Characteristics of a sole proprietorship
The constitution of the sole proprietorship implies that the owner is subject to the rights and obligations that he has from his social patrimony, acquiring the faculty of legal personality. Let’s see more about how this type of company works:
Liability of a company with a sole proprietorship: in this case, the self-employed worker has limited liability, however, this does not happen in all cases. In some areas, he is classified as an entrepreneur with limited liability, a process by which, although he is liable with his personal assets for the debts acquired as a company within the professional activity, the self-employed person’s assets are protected with certain limitations. In short, we are talking about a partial limited liability.
Share capital: this will be formed by the sole partner. The capital will enable the company’s activities to be carried out and its own formalisation. It will be the patrimony which is available to assume debts or obligations assumed in the company. This share capital can be made up of money or in the form of goods.
Partners: although it may be formed by a single partner, this does not imply that more people can join it. Thus, in the single-member company it is possible to access and form a General Meeting, in which different types of activities related to decision-making and the direction that the company will take at each step are designated.
Requirements: it is extremely important that the contracts made by the sole shareholder and his own company are presented in accordance with the legislation of the place where he is located. These must be included in the company’s book, which must be legalized.
Dissolution of the company: a company can be terminated for different reasons, in the case of the single-member company it can happen for legal or statutory reasons, taking into account the period of liquidation of the person who appears as a legal entity, the termination of the contract and the period. When this is done, the partner is the one who takes charge of the liquidation of the relations, distributes the social patrimony, but as it is a unipersonal society, these will be for himself.
Steps to create a sole proprietorship
There are two particular cases in which the sole proprietorship is formed, from the moment the partner becomes the owner of the company over the entire share capital. Thus, firstly, there can be a single partner directly at the time of incorporation and secondly, when, despite the fact that the company is incorporated and there are several partners present, only one person, a single partner, takes charge of all the capital some time later.
To start the process, the company must be registered with the Commercial Registry. You must also have the public deed to establish your company there and even make changes if desired, on the position of the sole partner, the personal declaration and the loss of the single-member status. Although a partnership agreement is not required, as there are no more than two parties participating in the company’s activity, it is founded as a unilateral act as it belongs to only one person.
Articles of Association: this document must include all the elements of the company, from its name or corporate name, to the share capital, the corporate purpose which will refer to the activities to be carried out there, the mode of operation, the members of the General Meeting, among other key aspects.

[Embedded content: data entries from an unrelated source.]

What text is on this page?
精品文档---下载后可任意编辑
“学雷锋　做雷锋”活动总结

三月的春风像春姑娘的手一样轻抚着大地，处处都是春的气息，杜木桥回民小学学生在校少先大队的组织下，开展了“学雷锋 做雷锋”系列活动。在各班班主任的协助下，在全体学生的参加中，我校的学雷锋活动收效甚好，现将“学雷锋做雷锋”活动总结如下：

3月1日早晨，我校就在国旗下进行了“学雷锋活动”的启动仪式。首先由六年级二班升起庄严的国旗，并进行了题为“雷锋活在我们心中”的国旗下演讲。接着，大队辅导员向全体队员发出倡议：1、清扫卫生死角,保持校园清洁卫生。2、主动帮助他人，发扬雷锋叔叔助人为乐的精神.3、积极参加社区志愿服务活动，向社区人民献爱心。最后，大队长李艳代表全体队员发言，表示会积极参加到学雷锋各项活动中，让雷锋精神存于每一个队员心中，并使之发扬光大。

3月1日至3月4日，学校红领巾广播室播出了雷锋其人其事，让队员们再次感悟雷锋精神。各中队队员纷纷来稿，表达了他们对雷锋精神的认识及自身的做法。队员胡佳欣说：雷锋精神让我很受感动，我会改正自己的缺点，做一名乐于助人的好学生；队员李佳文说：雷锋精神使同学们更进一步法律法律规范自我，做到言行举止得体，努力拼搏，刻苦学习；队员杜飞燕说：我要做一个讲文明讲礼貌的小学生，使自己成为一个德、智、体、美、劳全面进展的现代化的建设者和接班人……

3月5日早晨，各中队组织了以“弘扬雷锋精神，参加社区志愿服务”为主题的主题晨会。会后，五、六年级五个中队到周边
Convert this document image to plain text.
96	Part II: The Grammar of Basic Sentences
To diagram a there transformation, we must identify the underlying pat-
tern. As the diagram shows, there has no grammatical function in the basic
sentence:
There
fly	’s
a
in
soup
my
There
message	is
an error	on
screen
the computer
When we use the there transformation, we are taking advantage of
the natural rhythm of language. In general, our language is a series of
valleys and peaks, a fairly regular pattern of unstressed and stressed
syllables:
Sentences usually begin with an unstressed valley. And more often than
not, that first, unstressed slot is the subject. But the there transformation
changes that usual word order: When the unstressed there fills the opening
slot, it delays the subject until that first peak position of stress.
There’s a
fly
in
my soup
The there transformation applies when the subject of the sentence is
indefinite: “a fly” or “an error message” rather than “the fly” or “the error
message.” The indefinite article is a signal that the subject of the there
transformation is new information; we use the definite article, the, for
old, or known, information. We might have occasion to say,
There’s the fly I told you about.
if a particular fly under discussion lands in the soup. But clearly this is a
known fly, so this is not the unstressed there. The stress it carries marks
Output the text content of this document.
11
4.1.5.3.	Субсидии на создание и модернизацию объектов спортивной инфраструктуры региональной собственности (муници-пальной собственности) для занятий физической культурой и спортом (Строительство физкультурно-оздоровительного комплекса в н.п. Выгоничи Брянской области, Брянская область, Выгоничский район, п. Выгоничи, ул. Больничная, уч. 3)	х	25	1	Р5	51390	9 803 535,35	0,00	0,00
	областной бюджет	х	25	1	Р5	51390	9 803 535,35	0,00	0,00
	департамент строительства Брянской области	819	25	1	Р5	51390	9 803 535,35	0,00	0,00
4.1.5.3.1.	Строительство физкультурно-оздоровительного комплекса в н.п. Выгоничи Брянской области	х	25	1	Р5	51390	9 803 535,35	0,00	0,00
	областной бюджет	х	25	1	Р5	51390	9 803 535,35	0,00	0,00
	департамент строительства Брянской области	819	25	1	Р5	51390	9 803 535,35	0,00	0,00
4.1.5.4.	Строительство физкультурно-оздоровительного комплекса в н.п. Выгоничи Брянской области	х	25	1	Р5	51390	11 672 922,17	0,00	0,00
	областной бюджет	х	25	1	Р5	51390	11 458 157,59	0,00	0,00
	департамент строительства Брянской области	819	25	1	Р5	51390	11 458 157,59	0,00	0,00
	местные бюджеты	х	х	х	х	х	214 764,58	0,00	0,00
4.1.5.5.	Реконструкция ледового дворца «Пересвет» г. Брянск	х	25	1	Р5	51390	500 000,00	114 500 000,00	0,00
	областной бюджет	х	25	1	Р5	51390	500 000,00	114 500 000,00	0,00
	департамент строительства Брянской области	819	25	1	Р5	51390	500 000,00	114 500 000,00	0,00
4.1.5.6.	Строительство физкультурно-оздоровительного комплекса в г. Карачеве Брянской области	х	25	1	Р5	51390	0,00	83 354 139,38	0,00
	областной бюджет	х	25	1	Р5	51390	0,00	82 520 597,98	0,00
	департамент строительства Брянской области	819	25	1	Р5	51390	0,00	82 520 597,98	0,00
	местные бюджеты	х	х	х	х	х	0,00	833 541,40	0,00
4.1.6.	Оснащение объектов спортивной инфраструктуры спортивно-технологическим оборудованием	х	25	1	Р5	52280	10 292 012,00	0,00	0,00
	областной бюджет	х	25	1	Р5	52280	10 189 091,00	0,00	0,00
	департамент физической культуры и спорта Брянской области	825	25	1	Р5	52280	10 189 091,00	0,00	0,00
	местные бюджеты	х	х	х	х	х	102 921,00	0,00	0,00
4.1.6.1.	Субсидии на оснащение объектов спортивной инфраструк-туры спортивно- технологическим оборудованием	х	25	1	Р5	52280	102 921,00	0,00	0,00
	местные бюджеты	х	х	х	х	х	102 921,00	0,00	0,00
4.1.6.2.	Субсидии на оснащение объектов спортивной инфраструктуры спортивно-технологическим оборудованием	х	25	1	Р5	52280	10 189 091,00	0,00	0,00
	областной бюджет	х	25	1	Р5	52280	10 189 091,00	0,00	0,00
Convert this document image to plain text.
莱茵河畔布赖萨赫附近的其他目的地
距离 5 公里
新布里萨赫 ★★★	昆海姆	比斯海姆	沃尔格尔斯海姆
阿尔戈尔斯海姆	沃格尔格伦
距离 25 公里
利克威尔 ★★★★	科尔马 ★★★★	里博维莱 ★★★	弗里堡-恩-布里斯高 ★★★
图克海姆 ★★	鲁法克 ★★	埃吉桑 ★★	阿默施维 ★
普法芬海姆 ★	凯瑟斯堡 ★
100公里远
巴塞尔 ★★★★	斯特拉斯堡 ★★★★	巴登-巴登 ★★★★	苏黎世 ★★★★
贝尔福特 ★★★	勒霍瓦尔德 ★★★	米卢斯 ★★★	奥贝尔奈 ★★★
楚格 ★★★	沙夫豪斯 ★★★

Advantages of a single-member company
This type of company stands out because it allows any person to consolidate their own company with personal assets, which grants management autonomy in all aspects related to the process, this, taking into account the limitation of its responsibility as a partner.
Another aspect that should be mentioned, has to do with the financial responsibility, since the transactions that are made will go to a single account, The owner’s account, so it allows him to directly manage all the income in this account, as well as to take care of the corresponding payments only by his own approval.
The decision making in the different areas, allows you to have a unique power. Therefore, if you want to know more about this type of company, how to incorporate it and what you should take into account based on your location and legislation, we recommend that you seek the advice of an expert to guide you through the process so that you do not have any inconveniences.